Doctoral dissertation developed a machine learning model to assess collaboration quality in classrooms
Collaborative work is an important skill that schools teach children. However, if many other learnt skills can be tested with exams, the efficiency of group work is more difficult to assess. Tallinn University School of Digital Technologies doctoral student Pankaj Chejara aimed to discover behavioural patterns associated with high-quality collaboration work and develop a generalizable automated machine learning model that can assess collaboration quality in real classrooms.
Collaboration in face-to-face settings involves participants interacting with each other through different communication channels. For example, participants convey their ideas through speech, change their tone/pitch to stress out something important or express their sentiment, complement their communication with hand gestures, and give cues of their attention with head or gaze movements. All these different types of communication channels offer substantial information to understand the quality of collaboration in a holistic way. Pankaj Chejara explored in his doctoral dissertation ways to assess the quality of collaborative work in classroom settings with the help of automated systems.
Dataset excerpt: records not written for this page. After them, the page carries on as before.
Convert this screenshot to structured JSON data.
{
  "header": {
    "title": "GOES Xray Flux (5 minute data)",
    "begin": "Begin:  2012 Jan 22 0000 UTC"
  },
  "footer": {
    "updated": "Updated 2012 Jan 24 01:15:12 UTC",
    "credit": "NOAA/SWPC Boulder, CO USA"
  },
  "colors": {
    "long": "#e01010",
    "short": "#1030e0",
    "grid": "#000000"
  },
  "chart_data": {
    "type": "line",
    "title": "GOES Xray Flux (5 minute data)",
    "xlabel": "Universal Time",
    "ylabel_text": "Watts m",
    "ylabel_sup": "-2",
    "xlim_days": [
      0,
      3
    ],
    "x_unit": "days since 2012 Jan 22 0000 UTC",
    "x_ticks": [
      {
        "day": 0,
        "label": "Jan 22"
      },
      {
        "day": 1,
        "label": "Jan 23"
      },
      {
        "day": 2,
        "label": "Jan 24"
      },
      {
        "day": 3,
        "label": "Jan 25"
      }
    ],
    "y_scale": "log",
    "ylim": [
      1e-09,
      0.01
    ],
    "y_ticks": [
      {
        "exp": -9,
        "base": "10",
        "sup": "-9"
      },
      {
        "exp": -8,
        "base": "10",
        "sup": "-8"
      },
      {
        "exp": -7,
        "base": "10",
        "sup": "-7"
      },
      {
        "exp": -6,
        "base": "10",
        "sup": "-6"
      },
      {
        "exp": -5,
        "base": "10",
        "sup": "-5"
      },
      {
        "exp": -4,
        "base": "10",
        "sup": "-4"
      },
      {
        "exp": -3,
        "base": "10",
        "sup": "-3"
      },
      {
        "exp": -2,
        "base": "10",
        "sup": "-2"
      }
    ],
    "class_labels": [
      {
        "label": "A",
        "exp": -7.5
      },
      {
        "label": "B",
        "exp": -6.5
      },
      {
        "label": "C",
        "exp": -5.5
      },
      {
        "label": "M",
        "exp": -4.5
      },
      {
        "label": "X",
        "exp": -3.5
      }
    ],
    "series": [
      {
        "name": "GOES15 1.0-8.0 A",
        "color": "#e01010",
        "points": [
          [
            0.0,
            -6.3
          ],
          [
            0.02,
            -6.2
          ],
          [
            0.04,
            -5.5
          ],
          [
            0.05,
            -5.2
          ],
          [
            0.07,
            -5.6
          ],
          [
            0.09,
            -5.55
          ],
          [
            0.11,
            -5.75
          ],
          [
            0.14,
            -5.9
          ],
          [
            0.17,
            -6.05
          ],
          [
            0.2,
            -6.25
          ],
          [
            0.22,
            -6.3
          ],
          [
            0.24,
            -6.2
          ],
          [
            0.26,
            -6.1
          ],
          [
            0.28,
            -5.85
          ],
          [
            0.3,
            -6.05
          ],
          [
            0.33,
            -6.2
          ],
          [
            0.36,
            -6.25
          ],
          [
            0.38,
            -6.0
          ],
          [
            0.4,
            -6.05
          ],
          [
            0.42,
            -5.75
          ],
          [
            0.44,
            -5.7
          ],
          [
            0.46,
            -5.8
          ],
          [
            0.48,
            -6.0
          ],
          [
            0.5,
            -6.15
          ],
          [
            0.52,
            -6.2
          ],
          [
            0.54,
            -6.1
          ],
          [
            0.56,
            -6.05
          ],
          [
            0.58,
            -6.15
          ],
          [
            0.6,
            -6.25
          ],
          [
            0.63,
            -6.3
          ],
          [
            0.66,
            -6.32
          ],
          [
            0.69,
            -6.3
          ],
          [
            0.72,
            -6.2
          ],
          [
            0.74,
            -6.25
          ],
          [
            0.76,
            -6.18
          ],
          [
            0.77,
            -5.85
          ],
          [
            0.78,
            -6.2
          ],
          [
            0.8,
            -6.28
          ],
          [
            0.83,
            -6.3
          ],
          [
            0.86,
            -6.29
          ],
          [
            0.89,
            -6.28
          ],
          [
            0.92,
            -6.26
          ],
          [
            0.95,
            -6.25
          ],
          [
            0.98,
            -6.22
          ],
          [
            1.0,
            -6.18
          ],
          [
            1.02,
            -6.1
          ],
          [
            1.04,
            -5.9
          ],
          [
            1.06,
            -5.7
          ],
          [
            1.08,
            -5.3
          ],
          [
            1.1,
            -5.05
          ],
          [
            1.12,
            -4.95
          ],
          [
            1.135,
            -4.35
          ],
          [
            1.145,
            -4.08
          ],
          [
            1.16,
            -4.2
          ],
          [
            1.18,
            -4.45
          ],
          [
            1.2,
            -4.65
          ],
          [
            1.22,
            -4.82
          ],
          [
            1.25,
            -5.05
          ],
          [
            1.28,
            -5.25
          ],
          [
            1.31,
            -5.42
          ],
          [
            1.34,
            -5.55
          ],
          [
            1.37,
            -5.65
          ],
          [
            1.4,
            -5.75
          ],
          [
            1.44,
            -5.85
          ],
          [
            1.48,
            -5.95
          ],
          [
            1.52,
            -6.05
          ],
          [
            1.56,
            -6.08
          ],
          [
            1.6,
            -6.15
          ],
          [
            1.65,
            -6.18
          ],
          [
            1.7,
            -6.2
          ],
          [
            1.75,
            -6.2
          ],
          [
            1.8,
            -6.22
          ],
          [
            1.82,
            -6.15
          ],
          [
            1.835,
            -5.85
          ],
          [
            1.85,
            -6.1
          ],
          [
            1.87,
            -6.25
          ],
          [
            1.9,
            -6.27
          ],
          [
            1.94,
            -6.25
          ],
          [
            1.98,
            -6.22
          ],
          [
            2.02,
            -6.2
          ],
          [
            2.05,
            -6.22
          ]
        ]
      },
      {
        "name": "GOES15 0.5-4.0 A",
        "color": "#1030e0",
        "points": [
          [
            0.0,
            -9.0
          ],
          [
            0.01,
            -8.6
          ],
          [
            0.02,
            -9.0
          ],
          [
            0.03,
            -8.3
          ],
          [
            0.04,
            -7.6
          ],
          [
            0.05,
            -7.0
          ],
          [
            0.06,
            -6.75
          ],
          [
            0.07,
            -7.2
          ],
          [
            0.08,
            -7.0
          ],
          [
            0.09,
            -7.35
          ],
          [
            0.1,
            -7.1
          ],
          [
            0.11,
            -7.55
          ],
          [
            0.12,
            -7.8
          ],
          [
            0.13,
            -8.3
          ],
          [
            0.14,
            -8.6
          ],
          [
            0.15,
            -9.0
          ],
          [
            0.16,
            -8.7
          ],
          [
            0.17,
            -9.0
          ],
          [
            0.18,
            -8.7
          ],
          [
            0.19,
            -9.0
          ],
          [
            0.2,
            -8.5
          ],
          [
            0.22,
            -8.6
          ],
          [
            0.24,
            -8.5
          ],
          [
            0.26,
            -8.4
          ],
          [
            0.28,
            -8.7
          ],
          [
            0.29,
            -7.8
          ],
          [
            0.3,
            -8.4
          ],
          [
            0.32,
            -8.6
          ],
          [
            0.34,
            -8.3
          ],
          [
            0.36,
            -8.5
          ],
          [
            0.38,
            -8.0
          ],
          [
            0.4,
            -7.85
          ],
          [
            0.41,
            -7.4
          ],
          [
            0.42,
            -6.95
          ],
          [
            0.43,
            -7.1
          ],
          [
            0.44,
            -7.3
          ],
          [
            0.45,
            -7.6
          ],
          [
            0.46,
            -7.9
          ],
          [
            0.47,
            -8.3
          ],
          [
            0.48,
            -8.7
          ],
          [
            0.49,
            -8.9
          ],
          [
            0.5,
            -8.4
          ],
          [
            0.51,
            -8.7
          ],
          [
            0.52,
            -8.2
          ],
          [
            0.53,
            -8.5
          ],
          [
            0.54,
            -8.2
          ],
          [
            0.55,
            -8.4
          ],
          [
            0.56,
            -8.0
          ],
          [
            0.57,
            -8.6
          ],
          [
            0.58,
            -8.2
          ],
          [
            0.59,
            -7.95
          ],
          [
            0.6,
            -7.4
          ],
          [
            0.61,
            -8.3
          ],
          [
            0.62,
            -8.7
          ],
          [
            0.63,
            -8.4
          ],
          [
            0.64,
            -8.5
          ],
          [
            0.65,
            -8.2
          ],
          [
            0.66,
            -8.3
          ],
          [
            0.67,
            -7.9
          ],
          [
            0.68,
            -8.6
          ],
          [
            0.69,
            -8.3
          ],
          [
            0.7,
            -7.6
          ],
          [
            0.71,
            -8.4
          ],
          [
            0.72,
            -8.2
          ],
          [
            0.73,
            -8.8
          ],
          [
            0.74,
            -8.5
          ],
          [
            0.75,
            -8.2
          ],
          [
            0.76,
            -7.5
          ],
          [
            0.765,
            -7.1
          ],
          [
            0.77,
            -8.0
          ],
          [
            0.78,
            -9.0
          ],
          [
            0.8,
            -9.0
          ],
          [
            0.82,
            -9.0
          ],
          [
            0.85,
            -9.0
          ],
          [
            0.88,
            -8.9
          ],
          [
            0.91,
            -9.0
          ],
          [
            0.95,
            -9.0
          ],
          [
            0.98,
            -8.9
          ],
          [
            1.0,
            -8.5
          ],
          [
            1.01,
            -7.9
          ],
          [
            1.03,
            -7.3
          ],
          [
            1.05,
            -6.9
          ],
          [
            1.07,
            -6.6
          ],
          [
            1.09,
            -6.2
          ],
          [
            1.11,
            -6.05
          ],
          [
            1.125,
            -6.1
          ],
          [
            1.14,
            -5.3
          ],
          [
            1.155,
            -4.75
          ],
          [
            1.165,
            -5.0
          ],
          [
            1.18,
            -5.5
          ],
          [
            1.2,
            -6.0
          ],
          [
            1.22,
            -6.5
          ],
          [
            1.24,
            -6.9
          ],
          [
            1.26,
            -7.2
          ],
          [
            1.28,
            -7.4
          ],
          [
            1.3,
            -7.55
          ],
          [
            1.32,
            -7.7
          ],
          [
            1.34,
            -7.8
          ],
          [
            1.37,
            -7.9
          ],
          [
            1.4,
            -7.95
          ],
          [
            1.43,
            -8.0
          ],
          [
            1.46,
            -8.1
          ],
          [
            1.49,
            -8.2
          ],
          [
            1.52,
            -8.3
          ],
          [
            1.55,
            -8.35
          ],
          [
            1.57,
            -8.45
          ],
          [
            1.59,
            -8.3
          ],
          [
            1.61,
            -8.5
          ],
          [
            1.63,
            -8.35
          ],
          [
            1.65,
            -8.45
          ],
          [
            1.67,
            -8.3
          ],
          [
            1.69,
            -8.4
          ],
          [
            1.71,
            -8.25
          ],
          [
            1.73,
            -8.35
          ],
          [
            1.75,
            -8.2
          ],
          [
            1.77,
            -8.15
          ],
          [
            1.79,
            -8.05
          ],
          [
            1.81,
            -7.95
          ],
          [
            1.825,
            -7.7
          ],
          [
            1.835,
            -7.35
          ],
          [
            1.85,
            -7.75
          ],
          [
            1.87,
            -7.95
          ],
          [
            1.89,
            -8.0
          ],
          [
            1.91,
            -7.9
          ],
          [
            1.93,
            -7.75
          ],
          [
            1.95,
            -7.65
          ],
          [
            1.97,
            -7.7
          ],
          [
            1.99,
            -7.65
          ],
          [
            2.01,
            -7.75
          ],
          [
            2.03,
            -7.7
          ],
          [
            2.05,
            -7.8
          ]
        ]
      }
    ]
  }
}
The dissertation identified several key indicators, e.g., head movement in a vertical direction resembling nodding, lip movements, speaking time, number of speaking turns, and high variation in participant’s anger levels. These key indicators were employed to automate the task of assessing the quality of collaboration in classroom collaborative learning using different machine learning algorithms. Of all tested machine learning algorithms, Random Forest consistently performed better at estimating collaboration quality, even in the case of noisy datasets. The dissertation developed models for collaboration quality estimation which were demonstrated to generalize to different schools in Estonia with only ~20% degradation in performance.
Prior research has analysed different types of communication channels and reported behavioural patterns associated with high-quality collaboration, e.g., speaking time, hand movements, and eye-gaze synchrony among participants. Chejara’s dissertation extended this further by investigating these channels in authentic classroom settings and contributed with the knowledge on how to build and assess automated systems for estimating collaboration quality in authentic classroom settings. The research contributions of the dissertations consisted of a framework to assess the generalization potential of automated systems in the education domain; a methodology to build models that can be generalized more widely; and machine learning models to assess collaboration quality. These contributions combinedly attempt to address the challenges of putting collaborative learning into practice, thus, eventually benefitting teachers to effectively monitor and support students in the development of collaboration skills.
Tallinn University School of Digital Technologies doctoral student Pankaj Chejara defended his dissertation "Classroom Collaboration Analytics: Building and Designing Automated Systems for Collaboration Monitoring in Classroom Setting" on 15 August. Dissertation supervisors were Research Fellow at the University of Valladolid Luis Pablo Prieto Santos, Associate Professor at Tallinn University María Jesús Rodríguez-Triana and Senior Researcher at the University of Valladolid Adolfo Ruiz-Calleja, opponents were Senior Lecturer at Monash University Roberto Martinez-Maldonado and Associate Professor at the University of Copenhagen Daniel Spikol.